Genau diese Prioritätenwahl hatten zu jenem Bruch beigetragen, der heuer zwischen mir und der lokalen Kulturverwaltung offenkundig geworden war. Es schien mir nicht gelungen zu sein, Event und Wow-Effekt auf der Prioritätenliste hinter die inhaltliche Arbeit und die Umsetzungsprozesse zu kriegen.

Inzwischen kristallisiert sich klar heraus, wie machbar so ein Weg ist. Der Angelpunkt wurde deutlich sichtbar: Kooperation. Die Zusammenarbeit sehr verschiedener Kräfte, die höchst unterschiedliche Zugänge und Modi bevorzugen, führt zu einem Kräftespiel der Inhalte und Ereignisse, von dem ich derzeit verblüfft werde.

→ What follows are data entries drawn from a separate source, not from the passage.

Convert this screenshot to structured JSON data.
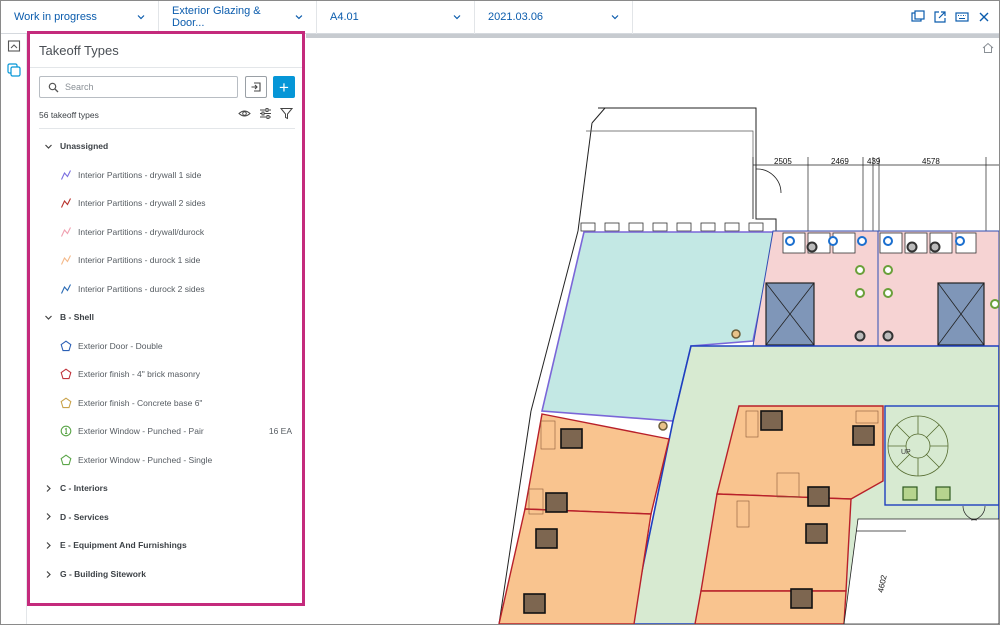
{
  "topbar": {
    "status": "Work in progress",
    "set": "Exterior Glazing & Door...",
    "sheet": "A4.01",
    "date": "2021.03.06"
  },
  "panel": {
    "title": "Takeoff Types",
    "search_placeholder": "Search",
    "add_label": "+",
    "count": "56 takeoff types"
  },
  "groups": [
    {
      "label": "Unassigned",
      "expanded": true,
      "items": [
        {
          "label": "Interior Partitions - drywall 1 side",
          "icon": "line-icon",
          "color": "#7b6fe0",
          "qty": ""
        },
        {
          "label": "Interior Partitions - drywall 2 sides",
          "icon": "line-icon",
          "color": "#b8322c",
          "qty": ""
        },
        {
          "label": "Interior Partitions - drywall/durock",
          "icon": "line-icon",
          "color": "#f0a0b0",
          "qty": ""
        },
        {
          "label": "Interior Partitions - durock 1 side",
          "icon": "line-icon",
          "color": "#f4b98a",
          "qty": ""
        },
        {
          "label": "Interior Partitions - durock 2 sides",
          "icon": "line-icon",
          "color": "#2a6bb5",
          "qty": ""
        }
      ]
    },
    {
      "label": "B - Shell",
      "expanded": true,
      "items": [
        {
          "label": "Exterior Door - Double",
          "icon": "pentagon-icon",
          "color": "#2b5fb5",
          "qty": ""
        },
        {
          "label": "Exterior finish - 4\" brick masonry",
          "icon": "pentagon-icon",
          "color": "#c0323a",
          "qty": ""
        },
        {
          "label": "Exterior finish - Concrete base 6\"",
          "icon": "pentagon-icon",
          "color": "#c9a24a",
          "qty": ""
        },
        {
          "label": "Exterior Window - Punched - Pair",
          "icon": "count-icon",
          "color": "#5aa548",
          "qty": "16 EA"
        },
        {
          "label": "Exterior Window - Punched - Single",
          "icon": "pentagon-icon",
          "color": "#5aa548",
          "qty": ""
        }
      ]
    },
    {
      "label": "C - Interiors",
      "expanded": false,
      "items": []
    },
    {
      "label": "D - Services",
      "expanded": false,
      "items": []
    },
    {
      "label": "E - Equipment And Furnishings",
      "expanded": false,
      "items": []
    },
    {
      "label": "G - Building Sitework",
      "expanded": false,
      "items": []
    }
  ],
  "drawing": {
    "dimensions": [
      "2505",
      "2469",
      "439",
      "4578",
      "4602"
    ],
    "stair_label": "UP"
  },
  "colors": {
    "accent": "#0696d7",
    "link": "#0b5cad",
    "panel_border": "#c42a7c",
    "room_orange": "#f9c48f",
    "room_teal": "#c3e8e4",
    "room_pink": "#f6d3d3",
    "corridor_green": "#d7ead1"
  }
}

Aber zurück zur Ankunft beim „Dunavski Pirat", Restoran i Konak, also Speiselokal und Herberge. Wir hatten dort mit einer Crew der "Kollektiven Aktionen" [link] einen Kontrakt geschlossen und diesen an den Regisseur Veljko Pavlovic übergeben, der uns allerdings inzwischen verlassen hat; siehe: "Veliki San" [link]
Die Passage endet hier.